Anno 2018, il caro Raiden è un agente di punta della Maverick Security Consulting, una CMP (Compagnia Militare Privata, correte a giocare ad MGS4 nel caso ignoriate l’origine del termine, n.d.r.) costituita per garantire la sicurezza e la protezione dell’ordine pubblico. A quattro anni dai fattacci di Guns of the Patriots, Raiden si vede impegnato a proteggere il primo ministro N’Mani, a capo di una non meglio identificata nazione africana, da quello che si rivelerà essere un attacco terroristico della Desperado Enterpreises, un’altra CMP atta però a scopi decisamente meno nobili rispetto a quella per la quale offre i servigi l’allievo non riconosciuto di Solid Snake. Durante quella stessa missione, che darà il “la” ai folli piani di dominazione del pianeta di Desperado, il nostro eroe incontra Samuel Rodrigues, un altro ninja cyborg che ben presto diventerà per Raiden il principale obiettivo per vendetta…
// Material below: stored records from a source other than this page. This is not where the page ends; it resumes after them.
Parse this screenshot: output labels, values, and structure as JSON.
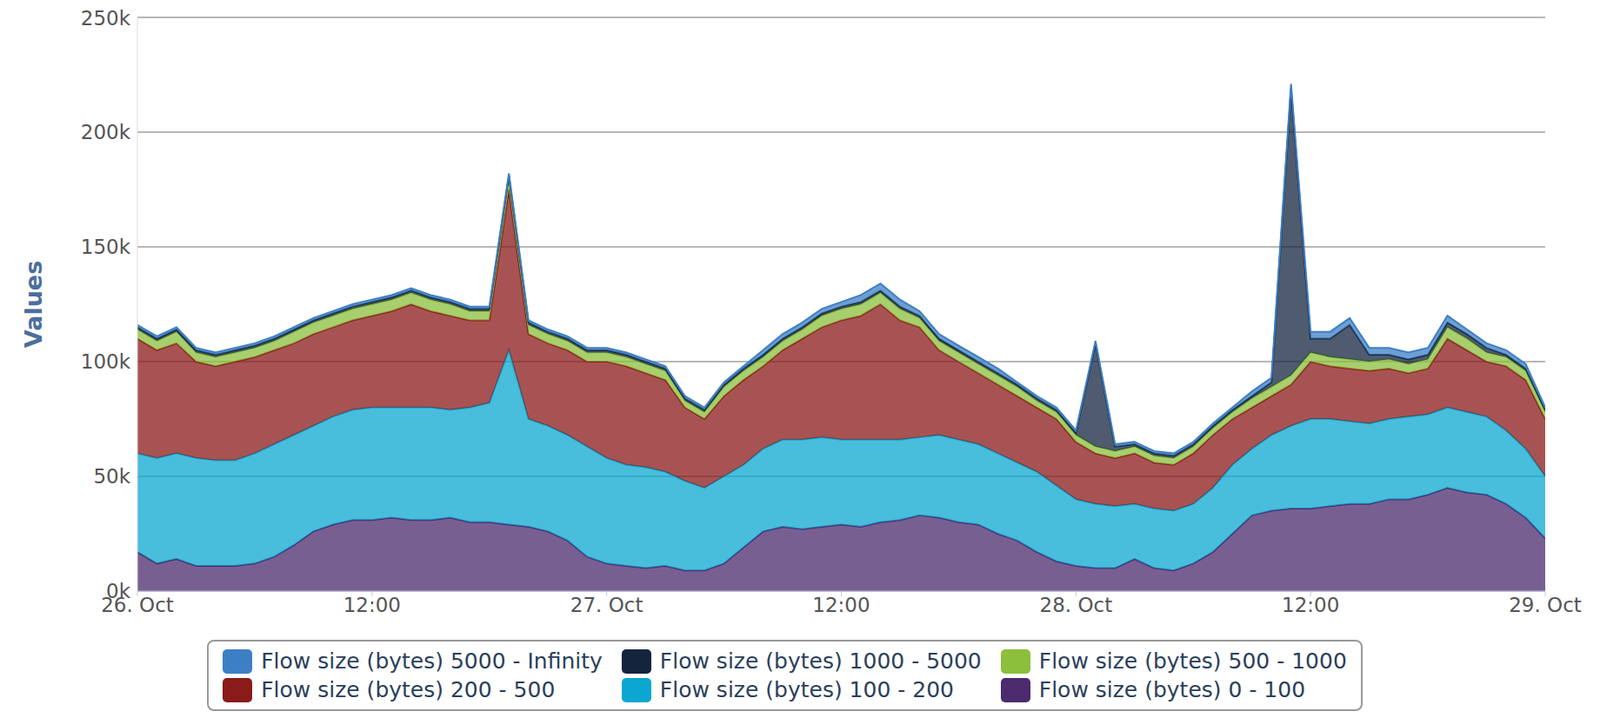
{
  "chart_data": {
    "type": "area",
    "stacked": true,
    "grid": true,
    "legend": "bottom",
    "y_label": "Values",
    "x": [
      0,
      1,
      2,
      3,
      4,
      5,
      6,
      7,
      8,
      9,
      10,
      11,
      12,
      13,
      14,
      15,
      16,
      17,
      18,
      19,
      20,
      21,
      22,
      23,
      24,
      25,
      26,
      27,
      28,
      29,
      30,
      31,
      32,
      33,
      34,
      35,
      36,
      37,
      38,
      39,
      40,
      41,
      42,
      43,
      44,
      45,
      46,
      47,
      48,
      49,
      50,
      51,
      52,
      53,
      54,
      55,
      56,
      57,
      58,
      59,
      60,
      61,
      62,
      63,
      64,
      65,
      66,
      67,
      68,
      69,
      70,
      71,
      72
    ],
    "xlim": [
      0,
      72
    ],
    "xticks": [
      {
        "value": 0,
        "label": "26. Oct"
      },
      {
        "value": 12,
        "label": "12:00"
      },
      {
        "value": 24,
        "label": "27. Oct"
      },
      {
        "value": 36,
        "label": "12:00"
      },
      {
        "value": 48,
        "label": "28. Oct"
      },
      {
        "value": 60,
        "label": "12:00"
      },
      {
        "value": 72,
        "label": "29. Oct"
      }
    ],
    "ylim": [
      0,
      250000
    ],
    "yticks": [
      {
        "value": 0,
        "label": "0k"
      },
      {
        "value": 50000,
        "label": "50k"
      },
      {
        "value": 100000,
        "label": "100k"
      },
      {
        "value": 150000,
        "label": "150k"
      },
      {
        "value": 200000,
        "label": "200k"
      },
      {
        "value": 250000,
        "label": "250k"
      }
    ],
    "series": [
      {
        "name": "Flow size (bytes) 5000 - Infinity",
        "color": "#3d7fc4",
        "values": [
          1000,
          1000,
          1000,
          1000,
          1000,
          1000,
          1000,
          1000,
          1000,
          1000,
          1000,
          1000,
          1000,
          1000,
          1000,
          1000,
          1000,
          1000,
          1000,
          1000,
          1000,
          1000,
          1000,
          1000,
          1000,
          1000,
          1000,
          1000,
          1000,
          1000,
          1000,
          1000,
          2000,
          2000,
          2000,
          2000,
          2000,
          3000,
          3000,
          3000,
          2000,
          2000,
          2000,
          2000,
          2000,
          1000,
          1000,
          1000,
          1000,
          1000,
          1000,
          1000,
          1000,
          1000,
          1000,
          1000,
          1000,
          2000,
          2000,
          2000,
          3000,
          3000,
          3000,
          3000,
          3000,
          3000,
          3000,
          3000,
          2000,
          2000,
          2000,
          2000,
          1000
        ]
      },
      {
        "name": "Flow size (bytes) 1000 - 5000",
        "color": "#14243d",
        "values": [
          1000,
          1000,
          1000,
          1000,
          1000,
          1000,
          1000,
          1000,
          1000,
          1000,
          1000,
          1000,
          1000,
          1000,
          1000,
          1000,
          1000,
          1000,
          1000,
          1000,
          1000,
          1000,
          1000,
          1000,
          1000,
          1000,
          1000,
          1000,
          1000,
          1000,
          1000,
          1000,
          1000,
          1000,
          1000,
          1000,
          1000,
          1000,
          1000,
          1000,
          1000,
          1000,
          1000,
          1000,
          1000,
          1000,
          1000,
          1000,
          1000,
          45000,
          2000,
          1000,
          1000,
          1000,
          1000,
          1000,
          1000,
          1000,
          2000,
          125000,
          6000,
          8000,
          15000,
          3000,
          2000,
          2000,
          2000,
          2000,
          2000,
          2000,
          1000,
          1000,
          1000
        ]
      },
      {
        "name": "Flow size (bytes) 500 - 1000",
        "color": "#8bbf3c",
        "values": [
          4000,
          4000,
          5000,
          4000,
          4000,
          4000,
          4000,
          4000,
          5000,
          5000,
          5000,
          5000,
          5000,
          5000,
          5000,
          5000,
          5000,
          4000,
          4000,
          5000,
          4000,
          4000,
          4000,
          4000,
          4000,
          4000,
          4000,
          4000,
          3000,
          3000,
          4000,
          4000,
          4000,
          4000,
          4000,
          5000,
          5000,
          5000,
          5000,
          5000,
          4000,
          4000,
          4000,
          4000,
          4000,
          4000,
          3000,
          3000,
          3000,
          3000,
          3000,
          3000,
          3000,
          3000,
          3000,
          3000,
          3000,
          4000,
          4000,
          4000,
          4000,
          4000,
          4000,
          4000,
          4000,
          4000,
          4000,
          5000,
          5000,
          4000,
          4000,
          4000,
          3000
        ]
      },
      {
        "name": "Flow size (bytes) 200 - 500",
        "color": "#8b1a1a",
        "values": [
          50000,
          47000,
          48000,
          42000,
          41000,
          43000,
          42000,
          41000,
          40000,
          40000,
          39000,
          39000,
          40000,
          42000,
          45000,
          42000,
          41000,
          38000,
          36000,
          70000,
          37000,
          36000,
          37000,
          37000,
          42000,
          43000,
          41000,
          40000,
          32000,
          30000,
          35000,
          37000,
          36000,
          39000,
          44000,
          48000,
          52000,
          54000,
          59000,
          52000,
          48000,
          37000,
          34000,
          31000,
          30000,
          29000,
          28000,
          29000,
          25000,
          22000,
          21000,
          22000,
          20000,
          20000,
          22000,
          23000,
          20000,
          18000,
          17000,
          18000,
          25000,
          23000,
          23000,
          23000,
          22000,
          19000,
          20000,
          30000,
          27000,
          24000,
          28000,
          30000,
          25000
        ]
      },
      {
        "name": "Flow size (bytes) 100 - 200",
        "color": "#0ba7d0",
        "values": [
          43000,
          46000,
          46000,
          47000,
          46000,
          46000,
          48000,
          49000,
          48000,
          46000,
          47000,
          48000,
          49000,
          48000,
          49000,
          49000,
          47000,
          50000,
          52000,
          76000,
          47000,
          46000,
          46000,
          48000,
          46000,
          44000,
          44000,
          41000,
          39000,
          36000,
          38000,
          36000,
          36000,
          38000,
          39000,
          39000,
          37000,
          38000,
          36000,
          35000,
          34000,
          36000,
          36000,
          35000,
          35000,
          34000,
          35000,
          33000,
          29000,
          28000,
          27000,
          24000,
          26000,
          26000,
          26000,
          28000,
          30000,
          29000,
          33000,
          36000,
          39000,
          38000,
          36000,
          35000,
          35000,
          36000,
          35000,
          35000,
          35000,
          34000,
          32000,
          30000,
          27000
        ]
      },
      {
        "name": "Flow size (bytes) 0 - 100",
        "color": "#4b2a6e",
        "values": [
          17000,
          12000,
          14000,
          11000,
          11000,
          11000,
          12000,
          15000,
          20000,
          26000,
          29000,
          31000,
          31000,
          32000,
          31000,
          31000,
          32000,
          30000,
          30000,
          29000,
          28000,
          26000,
          22000,
          15000,
          12000,
          11000,
          10000,
          11000,
          9000,
          9000,
          12000,
          19000,
          26000,
          28000,
          27000,
          28000,
          29000,
          28000,
          30000,
          31000,
          33000,
          32000,
          30000,
          29000,
          25000,
          22000,
          17000,
          13000,
          11000,
          10000,
          10000,
          14000,
          10000,
          9000,
          12000,
          17000,
          25000,
          33000,
          35000,
          36000,
          36000,
          37000,
          38000,
          38000,
          40000,
          40000,
          42000,
          45000,
          43000,
          42000,
          38000,
          32000,
          23000
        ]
      }
    ]
  }
}
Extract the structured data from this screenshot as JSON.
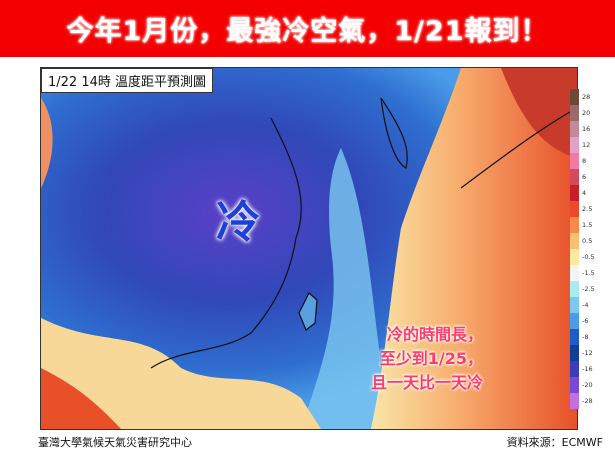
{
  "banner": {
    "headline": "今年1月份，最強冷空氣，1/21報到！"
  },
  "map": {
    "title": "1/22  14時 溫度距平預測圖",
    "cold_label": "冷",
    "note_lines": [
      "冷的時間長，",
      "至少到1/25，",
      "且一天比一天冷"
    ]
  },
  "legend": {
    "labels": [
      "28",
      "20",
      "16",
      "12",
      "8",
      "6",
      "4",
      "2.5",
      "1.5",
      "0.5",
      "-0.5",
      "-1.5",
      "-2.5",
      "-4",
      "-6",
      "-8",
      "-12",
      "-16",
      "-20",
      "-28"
    ],
    "colors": [
      "#6b4a3a",
      "#9a6a6a",
      "#c4889a",
      "#e6a0c8",
      "#f07aa0",
      "#d44a5a",
      "#c81e2a",
      "#e84a2a",
      "#f58a4a",
      "#f8c070",
      "#fbeaa0",
      "#f4f4f4",
      "#a8ecec",
      "#7cc8f0",
      "#4a9ce8",
      "#1e5cc8",
      "#123e98",
      "#3a3eb8",
      "#7a48d8",
      "#c070e0"
    ]
  },
  "footer": {
    "source_left": "臺灣大學氣候天氣災害研究中心",
    "source_right": "資料來源：ECMWF"
  }
}
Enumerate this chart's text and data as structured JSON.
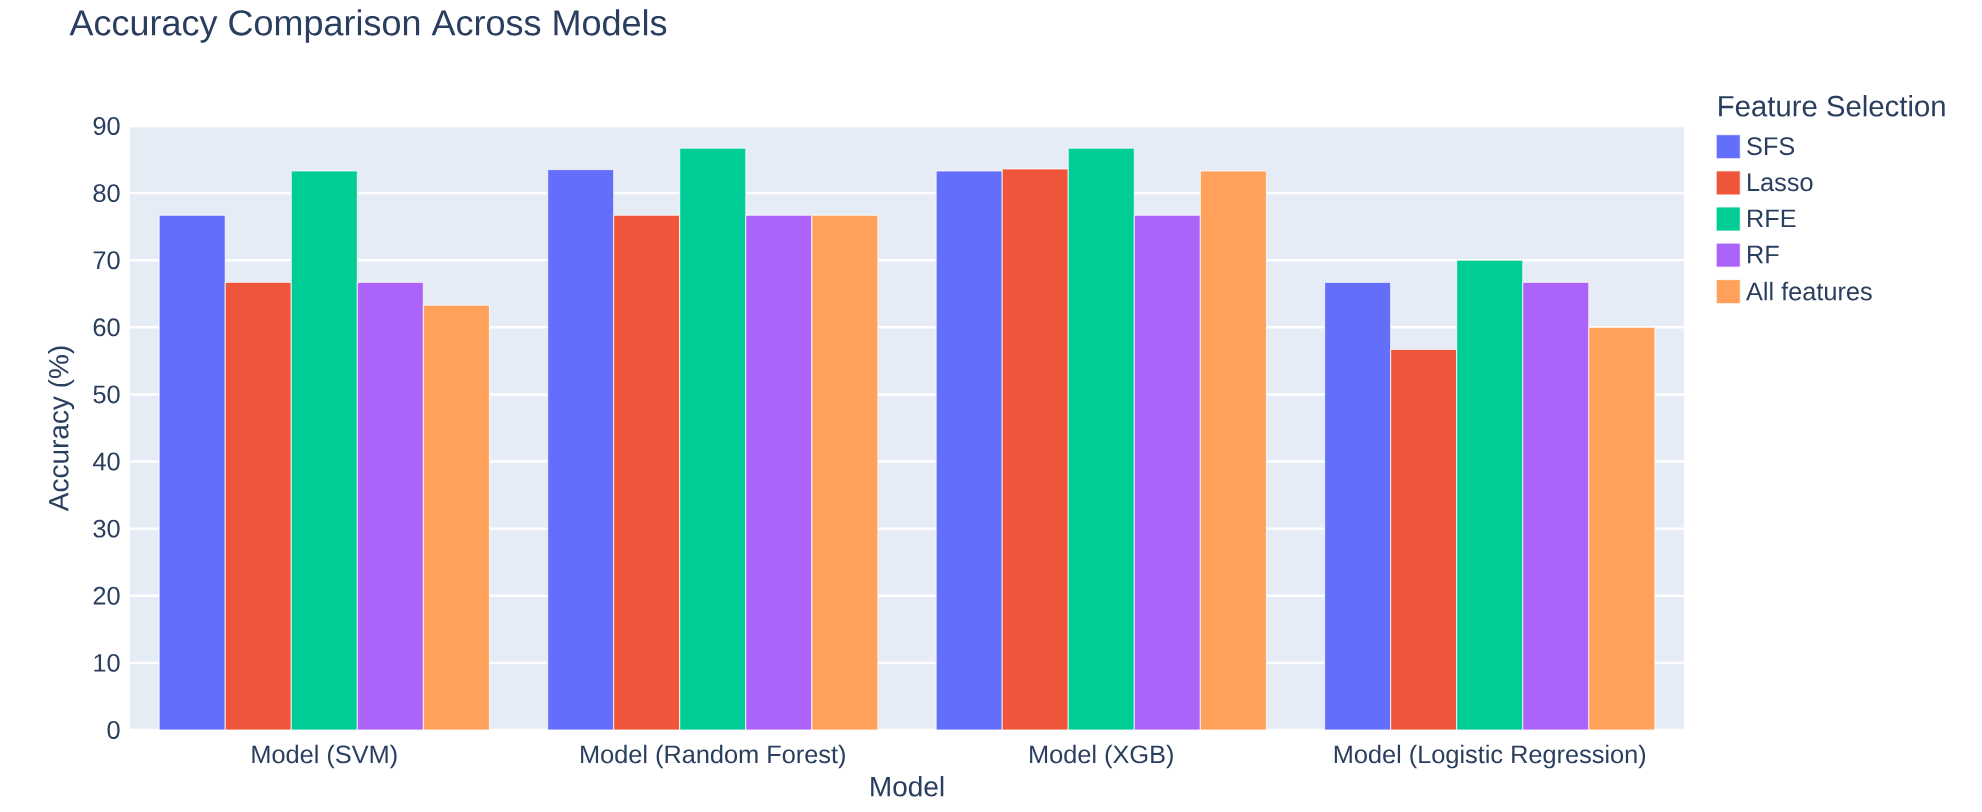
{
  "chart_data": {
    "type": "bar",
    "title": "Accuracy Comparison Across Models",
    "xlabel": "Model",
    "ylabel": "Accuracy (%)",
    "legend_title": "Feature Selection",
    "categories": [
      "Model (SVM)",
      "Model (Random Forest)",
      "Model (XGB)",
      "Model (Logistic Regression)"
    ],
    "series": [
      {
        "name": "SFS",
        "color": "#636efa",
        "values": [
          76.7,
          83.5,
          83.3,
          66.7
        ]
      },
      {
        "name": "Lasso",
        "color": "#ef553b",
        "values": [
          66.7,
          76.7,
          83.6,
          56.7
        ]
      },
      {
        "name": "RFE",
        "color": "#00cc96",
        "values": [
          83.3,
          86.7,
          86.7,
          70.0
        ]
      },
      {
        "name": "RF",
        "color": "#ab63fa",
        "values": [
          66.7,
          76.7,
          76.7,
          66.7
        ]
      },
      {
        "name": "All features",
        "color": "#ffa15a",
        "values": [
          63.3,
          76.7,
          83.3,
          60.0
        ]
      }
    ],
    "ylim": [
      0,
      90
    ],
    "yticks": [
      0,
      10,
      20,
      30,
      40,
      50,
      60,
      70,
      80,
      90
    ],
    "grid": "y",
    "legend": "right"
  }
}
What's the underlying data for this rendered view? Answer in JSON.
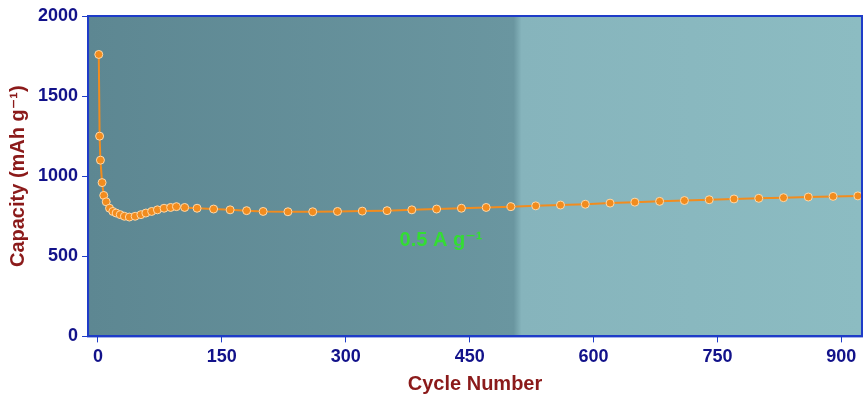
{
  "chart_data": {
    "type": "line",
    "x_label": "Cycle Number",
    "y_label": "Capacity (mAh g⁻¹)",
    "annotations": [
      "0.5 A g⁻¹"
    ],
    "x": [
      1,
      2,
      3,
      5,
      7,
      10,
      14,
      18,
      22,
      27,
      32,
      38,
      45,
      52,
      58,
      65,
      72,
      80,
      88,
      95,
      105,
      120,
      140,
      160,
      180,
      200,
      230,
      260,
      290,
      320,
      350,
      380,
      410,
      440,
      470,
      500,
      530,
      560,
      590,
      620,
      650,
      680,
      710,
      740,
      770,
      800,
      830,
      860,
      890,
      920
    ],
    "values": [
      1760,
      1250,
      1100,
      960,
      880,
      840,
      800,
      780,
      770,
      760,
      750,
      745,
      750,
      760,
      770,
      780,
      790,
      800,
      805,
      810,
      805,
      800,
      795,
      790,
      785,
      780,
      778,
      778,
      780,
      782,
      785,
      790,
      795,
      800,
      805,
      810,
      815,
      820,
      825,
      832,
      838,
      843,
      848,
      853,
      858,
      862,
      866,
      870,
      874,
      877
    ],
    "color": "#f28c1e",
    "marker": "circle",
    "line_style": "solid",
    "xlim": [
      -12,
      925
    ],
    "xticks": [
      0,
      150,
      300,
      450,
      600,
      750,
      900
    ],
    "ylim": [
      0,
      2000
    ],
    "yticks": [
      0,
      500,
      1000,
      1500,
      2000
    ],
    "grid": false
  }
}
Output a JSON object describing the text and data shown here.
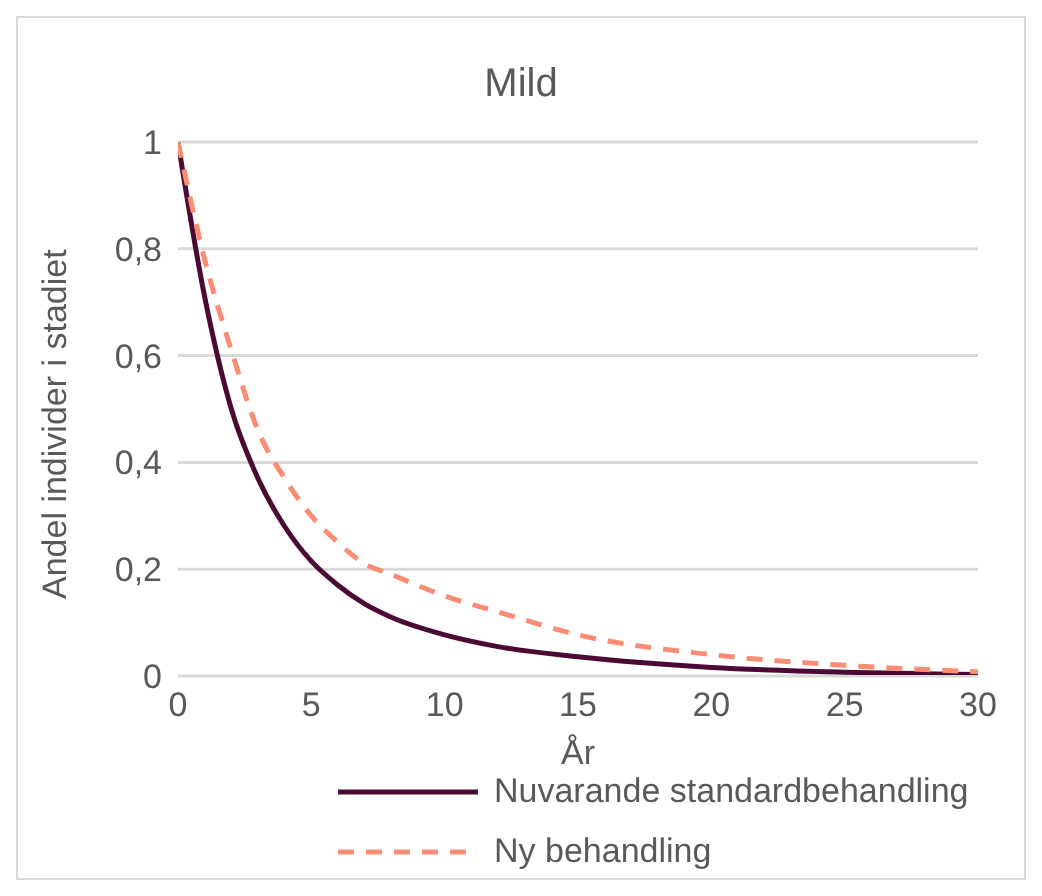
{
  "chart_data": {
    "type": "line",
    "title": "Mild",
    "xlabel": "År",
    "ylabel": "Andel individer i stadiet",
    "x": [
      0,
      1,
      2,
      3,
      4,
      5,
      6,
      7,
      8,
      10,
      12,
      15,
      20,
      25,
      30
    ],
    "series": [
      {
        "name": "Nuvarande standardbehandling",
        "color": "#4b0a33",
        "line_style": "solid",
        "values": [
          1,
          0.71,
          0.5,
          0.37,
          0.28,
          0.215,
          0.17,
          0.135,
          0.11,
          0.077,
          0.055,
          0.036,
          0.016,
          0.007,
          0.003
        ]
      },
      {
        "name": "Ny behandling",
        "color": "#f98c72",
        "line_style": "dashed",
        "values": [
          1,
          0.78,
          0.61,
          0.46,
          0.37,
          0.3,
          0.25,
          0.21,
          0.19,
          0.15,
          0.12,
          0.077,
          0.04,
          0.02,
          0.008
        ]
      }
    ],
    "xlim": [
      0,
      30
    ],
    "xticks": [
      0,
      5,
      10,
      15,
      20,
      25,
      30
    ],
    "ylim": [
      0,
      1
    ],
    "yticks": [
      0,
      {
        "value": 0.2,
        "label": "0,2"
      },
      {
        "value": 0.4,
        "label": "0,4"
      },
      {
        "value": 0.6,
        "label": "0,6"
      },
      {
        "value": 0.8,
        "label": "0,8"
      },
      1
    ],
    "grid": "y",
    "legend": "bottom",
    "marker": "none"
  }
}
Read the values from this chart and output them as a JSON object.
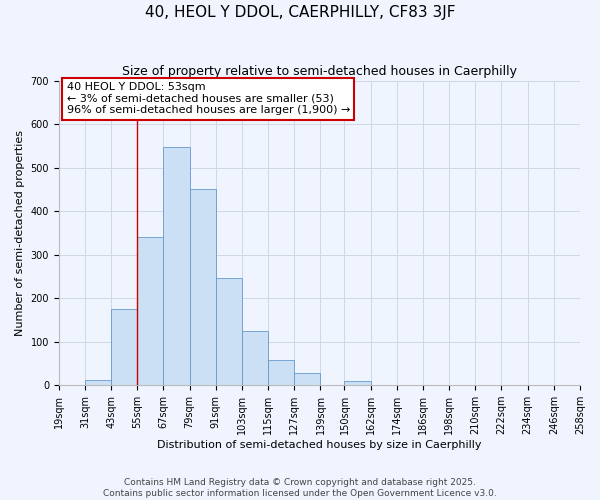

Su questo filone narrativo si estende la trama di Metal Gear Rising che, nella sua campagna principale (e ad un livello di difficoltà intermedio) non supera le 7 – 8 ore di gioco. E’ indubbio che un incipit del genere possa non suonare tra i migliori, tuttavia la narrazione spicca il volo dopo pochi momenti dal suo principio presentando un plot dai temi molto attuali, accattivanti e resi interessanti dai tanti momenti memorabili che ci proporrà: complice anche i lunghi dialoghi, il tocco di Kojima Productions c’è e lo si vede soprattutto dalla componente narrativa di Rising, non di certo tra le migliori per il brand di Metal Gear ma di sicuro agli apici per Platinum Games.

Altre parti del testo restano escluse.